Putting together a kit
The other advantage of an accurate site survey is it allows a specific kit of equipment to be compiled for a job, rather than filling a truck with whatever might be needed. That said, it is never possible to predict with 100 per cent accuracy exactly what equipment will be needed—there may still be the occasional last-minute trip to a hardware store!
A typical toolkit will include a cordless drill with a variety of bits, stud finder, screwdriver, level, hammer, pencil, socket wrench, stepladder, tape measure, sheetrock saw, Category 5 (Cat5) termination tools and tester, extension cord and Universal Serial Bus (USB) keyboard, mouse and flash drive. Other must-have items include black wire ties, industrial-strength Velcro and wire and jack labels. At the ‘nice-to-have’ level are Category 6 (Cat6) cable, wall jacks and plates, eight-conductor modular plugs, cable covers and an assortment of togglers and lag bolts.
Another question is whether or not the site can receive and store equipment relating to its digital signage network. Office buildings usually can, while retail stores and restaurants generally cannot. This will affect kitting, shipping and staging.
For multiple installation locations, density is a factor in deciding whether to centralize storage or ship direct. It is important to tightly co-ordinate shipping logistics with the installation schedule, so as to help minimize the risk of lost or mishandled equipment and to avoid having to abort installations when the equipment is not on-site on time.

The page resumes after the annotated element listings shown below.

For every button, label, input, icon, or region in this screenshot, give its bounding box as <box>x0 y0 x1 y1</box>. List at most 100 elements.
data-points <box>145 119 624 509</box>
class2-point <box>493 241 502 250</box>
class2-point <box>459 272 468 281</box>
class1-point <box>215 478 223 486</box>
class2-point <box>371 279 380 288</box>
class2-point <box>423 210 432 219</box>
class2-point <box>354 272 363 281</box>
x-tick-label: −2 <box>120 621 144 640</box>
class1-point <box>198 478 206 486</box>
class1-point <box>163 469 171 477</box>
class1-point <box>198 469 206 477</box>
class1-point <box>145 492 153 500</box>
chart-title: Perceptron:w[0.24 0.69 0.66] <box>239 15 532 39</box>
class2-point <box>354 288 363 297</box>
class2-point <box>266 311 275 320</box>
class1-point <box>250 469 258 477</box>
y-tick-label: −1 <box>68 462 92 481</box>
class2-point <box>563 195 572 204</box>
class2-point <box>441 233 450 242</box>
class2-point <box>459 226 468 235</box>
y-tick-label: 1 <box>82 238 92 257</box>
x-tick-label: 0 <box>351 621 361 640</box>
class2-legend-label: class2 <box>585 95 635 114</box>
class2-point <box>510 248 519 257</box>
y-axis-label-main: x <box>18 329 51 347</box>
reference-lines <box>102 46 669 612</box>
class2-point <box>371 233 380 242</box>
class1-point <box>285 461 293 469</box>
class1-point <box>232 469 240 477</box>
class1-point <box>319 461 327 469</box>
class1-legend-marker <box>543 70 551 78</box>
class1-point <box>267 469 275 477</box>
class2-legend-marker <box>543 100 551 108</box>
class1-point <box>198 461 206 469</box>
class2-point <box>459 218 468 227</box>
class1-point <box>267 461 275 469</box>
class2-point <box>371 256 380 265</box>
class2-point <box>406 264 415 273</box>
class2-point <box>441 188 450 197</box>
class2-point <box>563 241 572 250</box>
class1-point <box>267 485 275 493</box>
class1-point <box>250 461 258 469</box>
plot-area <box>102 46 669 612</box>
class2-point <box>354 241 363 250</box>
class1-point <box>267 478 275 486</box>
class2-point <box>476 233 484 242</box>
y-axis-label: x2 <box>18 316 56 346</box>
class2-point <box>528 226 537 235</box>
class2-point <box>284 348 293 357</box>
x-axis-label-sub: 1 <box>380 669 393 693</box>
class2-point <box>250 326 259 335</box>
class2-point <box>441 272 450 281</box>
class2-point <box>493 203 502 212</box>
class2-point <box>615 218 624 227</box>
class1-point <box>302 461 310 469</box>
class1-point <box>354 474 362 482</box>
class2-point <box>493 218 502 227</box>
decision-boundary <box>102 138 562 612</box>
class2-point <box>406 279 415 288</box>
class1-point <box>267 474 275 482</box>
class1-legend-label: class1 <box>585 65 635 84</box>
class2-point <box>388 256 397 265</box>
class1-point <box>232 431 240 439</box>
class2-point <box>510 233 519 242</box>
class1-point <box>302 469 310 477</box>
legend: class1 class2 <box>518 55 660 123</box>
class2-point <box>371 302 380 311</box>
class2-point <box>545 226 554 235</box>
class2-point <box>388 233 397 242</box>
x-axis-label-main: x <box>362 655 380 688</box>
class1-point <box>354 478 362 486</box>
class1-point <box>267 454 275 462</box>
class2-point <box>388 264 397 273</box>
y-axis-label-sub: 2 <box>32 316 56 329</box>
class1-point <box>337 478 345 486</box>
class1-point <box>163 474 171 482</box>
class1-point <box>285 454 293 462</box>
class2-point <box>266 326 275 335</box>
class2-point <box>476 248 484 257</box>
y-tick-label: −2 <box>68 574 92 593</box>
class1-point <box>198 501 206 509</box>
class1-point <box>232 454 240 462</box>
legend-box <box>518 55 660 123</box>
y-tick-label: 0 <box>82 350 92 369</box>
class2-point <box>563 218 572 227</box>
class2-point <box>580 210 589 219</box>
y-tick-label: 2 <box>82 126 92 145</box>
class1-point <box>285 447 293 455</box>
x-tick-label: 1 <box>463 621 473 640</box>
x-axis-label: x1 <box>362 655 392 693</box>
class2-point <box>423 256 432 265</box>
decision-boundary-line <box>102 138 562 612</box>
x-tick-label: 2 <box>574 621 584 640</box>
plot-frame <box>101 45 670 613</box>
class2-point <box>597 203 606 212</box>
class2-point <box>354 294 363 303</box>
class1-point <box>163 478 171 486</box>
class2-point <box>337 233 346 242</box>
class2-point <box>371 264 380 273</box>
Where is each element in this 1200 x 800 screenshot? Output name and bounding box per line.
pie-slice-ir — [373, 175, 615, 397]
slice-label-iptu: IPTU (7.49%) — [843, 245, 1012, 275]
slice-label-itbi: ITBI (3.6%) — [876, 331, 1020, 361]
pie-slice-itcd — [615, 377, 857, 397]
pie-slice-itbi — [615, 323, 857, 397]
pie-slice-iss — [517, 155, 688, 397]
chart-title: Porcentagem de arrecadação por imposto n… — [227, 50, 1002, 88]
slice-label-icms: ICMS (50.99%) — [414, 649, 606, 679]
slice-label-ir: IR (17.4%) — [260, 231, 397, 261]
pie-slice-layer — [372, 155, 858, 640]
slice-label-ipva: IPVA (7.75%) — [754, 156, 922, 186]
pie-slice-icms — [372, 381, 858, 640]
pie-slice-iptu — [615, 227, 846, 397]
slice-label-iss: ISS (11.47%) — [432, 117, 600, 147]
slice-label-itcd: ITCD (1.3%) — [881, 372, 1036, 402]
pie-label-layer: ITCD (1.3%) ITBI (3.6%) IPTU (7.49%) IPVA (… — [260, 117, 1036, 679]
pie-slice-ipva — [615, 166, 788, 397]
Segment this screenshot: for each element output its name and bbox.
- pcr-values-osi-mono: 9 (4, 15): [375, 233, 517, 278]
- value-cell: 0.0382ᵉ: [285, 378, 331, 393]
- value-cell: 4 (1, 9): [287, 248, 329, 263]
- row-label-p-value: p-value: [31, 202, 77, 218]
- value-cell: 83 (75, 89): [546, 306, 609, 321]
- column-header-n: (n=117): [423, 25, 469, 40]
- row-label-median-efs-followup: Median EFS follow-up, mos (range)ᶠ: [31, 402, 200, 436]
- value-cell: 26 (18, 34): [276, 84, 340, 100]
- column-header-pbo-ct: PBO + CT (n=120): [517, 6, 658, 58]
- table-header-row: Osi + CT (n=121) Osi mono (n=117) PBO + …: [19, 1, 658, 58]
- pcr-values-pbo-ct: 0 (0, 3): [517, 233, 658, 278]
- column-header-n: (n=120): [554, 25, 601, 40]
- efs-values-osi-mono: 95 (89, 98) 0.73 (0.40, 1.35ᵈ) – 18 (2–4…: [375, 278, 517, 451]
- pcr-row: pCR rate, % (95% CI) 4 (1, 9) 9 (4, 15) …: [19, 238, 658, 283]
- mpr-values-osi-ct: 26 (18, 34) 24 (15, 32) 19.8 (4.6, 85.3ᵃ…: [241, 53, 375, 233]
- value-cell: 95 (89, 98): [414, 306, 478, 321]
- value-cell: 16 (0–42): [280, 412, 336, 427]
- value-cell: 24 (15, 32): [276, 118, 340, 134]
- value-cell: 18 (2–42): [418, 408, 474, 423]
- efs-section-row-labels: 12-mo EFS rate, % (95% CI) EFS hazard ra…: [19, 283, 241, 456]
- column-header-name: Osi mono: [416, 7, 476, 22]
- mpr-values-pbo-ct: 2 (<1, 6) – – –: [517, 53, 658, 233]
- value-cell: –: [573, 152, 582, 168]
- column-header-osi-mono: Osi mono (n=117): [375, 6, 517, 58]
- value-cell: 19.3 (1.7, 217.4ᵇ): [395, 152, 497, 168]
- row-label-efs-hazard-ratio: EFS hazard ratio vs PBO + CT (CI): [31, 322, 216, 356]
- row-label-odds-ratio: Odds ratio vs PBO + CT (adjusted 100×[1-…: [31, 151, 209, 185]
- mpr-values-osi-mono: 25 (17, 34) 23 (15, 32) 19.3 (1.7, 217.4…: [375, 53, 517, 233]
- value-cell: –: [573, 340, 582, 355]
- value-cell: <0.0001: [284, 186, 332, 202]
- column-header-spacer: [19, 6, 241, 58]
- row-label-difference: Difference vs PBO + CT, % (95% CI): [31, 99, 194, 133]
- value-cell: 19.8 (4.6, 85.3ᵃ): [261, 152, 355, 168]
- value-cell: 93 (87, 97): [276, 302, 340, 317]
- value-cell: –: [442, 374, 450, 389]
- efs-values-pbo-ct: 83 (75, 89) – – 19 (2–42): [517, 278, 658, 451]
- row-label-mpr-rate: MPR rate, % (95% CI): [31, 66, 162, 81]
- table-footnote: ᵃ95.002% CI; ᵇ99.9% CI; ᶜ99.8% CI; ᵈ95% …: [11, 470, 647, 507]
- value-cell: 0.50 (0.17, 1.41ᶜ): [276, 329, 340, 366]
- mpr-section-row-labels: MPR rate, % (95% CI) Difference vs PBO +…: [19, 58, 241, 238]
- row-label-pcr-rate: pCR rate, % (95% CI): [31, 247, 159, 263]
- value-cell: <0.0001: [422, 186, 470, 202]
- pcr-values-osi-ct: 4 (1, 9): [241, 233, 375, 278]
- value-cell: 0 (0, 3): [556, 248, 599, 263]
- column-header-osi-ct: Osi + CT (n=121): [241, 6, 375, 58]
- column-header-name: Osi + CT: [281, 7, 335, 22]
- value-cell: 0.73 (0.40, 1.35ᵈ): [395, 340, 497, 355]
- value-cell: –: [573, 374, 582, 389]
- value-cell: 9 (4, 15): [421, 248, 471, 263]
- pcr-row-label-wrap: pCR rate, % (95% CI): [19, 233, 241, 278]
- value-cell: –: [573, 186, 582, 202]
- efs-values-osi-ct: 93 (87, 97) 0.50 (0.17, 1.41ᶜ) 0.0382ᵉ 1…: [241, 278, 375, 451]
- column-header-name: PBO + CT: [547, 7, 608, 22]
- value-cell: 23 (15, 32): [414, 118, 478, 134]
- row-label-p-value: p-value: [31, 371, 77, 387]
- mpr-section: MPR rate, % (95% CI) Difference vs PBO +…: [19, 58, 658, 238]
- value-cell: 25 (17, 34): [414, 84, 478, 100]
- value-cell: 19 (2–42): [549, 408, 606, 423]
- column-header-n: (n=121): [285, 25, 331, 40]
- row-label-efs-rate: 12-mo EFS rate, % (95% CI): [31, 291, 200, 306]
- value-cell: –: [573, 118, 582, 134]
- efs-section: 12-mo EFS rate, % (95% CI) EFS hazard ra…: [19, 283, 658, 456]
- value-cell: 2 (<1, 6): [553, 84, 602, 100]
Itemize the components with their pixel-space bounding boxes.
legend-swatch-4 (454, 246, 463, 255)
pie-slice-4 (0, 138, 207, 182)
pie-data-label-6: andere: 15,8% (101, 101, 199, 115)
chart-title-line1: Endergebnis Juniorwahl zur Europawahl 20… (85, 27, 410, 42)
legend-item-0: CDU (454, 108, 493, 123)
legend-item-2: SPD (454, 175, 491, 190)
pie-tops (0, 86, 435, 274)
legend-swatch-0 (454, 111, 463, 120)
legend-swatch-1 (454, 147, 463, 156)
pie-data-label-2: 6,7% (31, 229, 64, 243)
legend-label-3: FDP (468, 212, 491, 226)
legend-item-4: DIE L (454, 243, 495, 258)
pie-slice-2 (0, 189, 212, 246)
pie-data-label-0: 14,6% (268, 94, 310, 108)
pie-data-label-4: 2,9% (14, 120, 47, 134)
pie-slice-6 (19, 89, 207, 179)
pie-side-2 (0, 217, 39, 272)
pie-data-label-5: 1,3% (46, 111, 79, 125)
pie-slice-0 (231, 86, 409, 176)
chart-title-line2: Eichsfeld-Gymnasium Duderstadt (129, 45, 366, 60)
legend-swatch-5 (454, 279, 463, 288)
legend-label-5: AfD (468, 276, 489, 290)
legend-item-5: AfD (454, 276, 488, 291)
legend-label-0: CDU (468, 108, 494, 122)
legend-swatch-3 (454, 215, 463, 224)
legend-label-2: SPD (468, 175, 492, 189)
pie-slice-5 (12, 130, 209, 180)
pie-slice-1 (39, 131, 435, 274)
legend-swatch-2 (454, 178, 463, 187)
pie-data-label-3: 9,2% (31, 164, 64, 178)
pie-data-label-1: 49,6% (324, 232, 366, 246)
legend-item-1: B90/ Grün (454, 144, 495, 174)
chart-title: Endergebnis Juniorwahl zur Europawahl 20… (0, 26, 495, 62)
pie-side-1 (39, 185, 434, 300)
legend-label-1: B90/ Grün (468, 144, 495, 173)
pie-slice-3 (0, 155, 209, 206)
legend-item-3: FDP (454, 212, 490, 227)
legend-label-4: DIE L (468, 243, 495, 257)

For larger, repeatable digital signage deployments, an installation manual should be created, with lots of pictures and a minimum of words, as it needs to be short and easy to read. Pictures are helpful at identifying key deliverables—such as ensuring the mount is level on the wall—that are important for the installer to know in advance.
The manual should not only align its outlined steps with those of the actual installation, but also highlight the most important and/or most frequently skipped steps (e.g. “Call before you leave the site”). With this in mind, it is a good idea to test the guide against an actual installation or two (or more).
Tapping into infrastructure
Digital signage depends on IT network infrastructure, which must be considered on a site-by-site basis.
In a retail store, for example, there is often already a corporate IT network, but one that is kept secure, as it handles point-of-sale (POS) transactions and other sensitive data. So, the installer will usually need to put in a parallel network instead of using the existing one.
In other cases, a suitable network may be already in place and operational, but additional equipment might still be needed to support the media players (e.g. extra ports, switches and wireless routers) and the network may need to be specially configured to support the screens.
The question of who provides the network needs to be asked at the outset, in relation to where the screens will be installed and what the project is intended to achieve. These cannot be afterthoughts. The network is the most underestimated ‘time sink’ in digital signage installations.
Similarly, power outlet locations must be clearly specified to an electrician, including their exact distance above the floor and horizontal range from fixed landmarks on the walls. The outlets should be completely hidden behind the installed displays. Studs and other obstacles can also affect outlet locations.
A dedicated circuit breaker is helpful to keeping digital signage on continually, but it too will involve considerations of distances from panels to outlets, any obstacles along the routing path, conduits, space in the electrical panel for new breakers and access to the electrical room.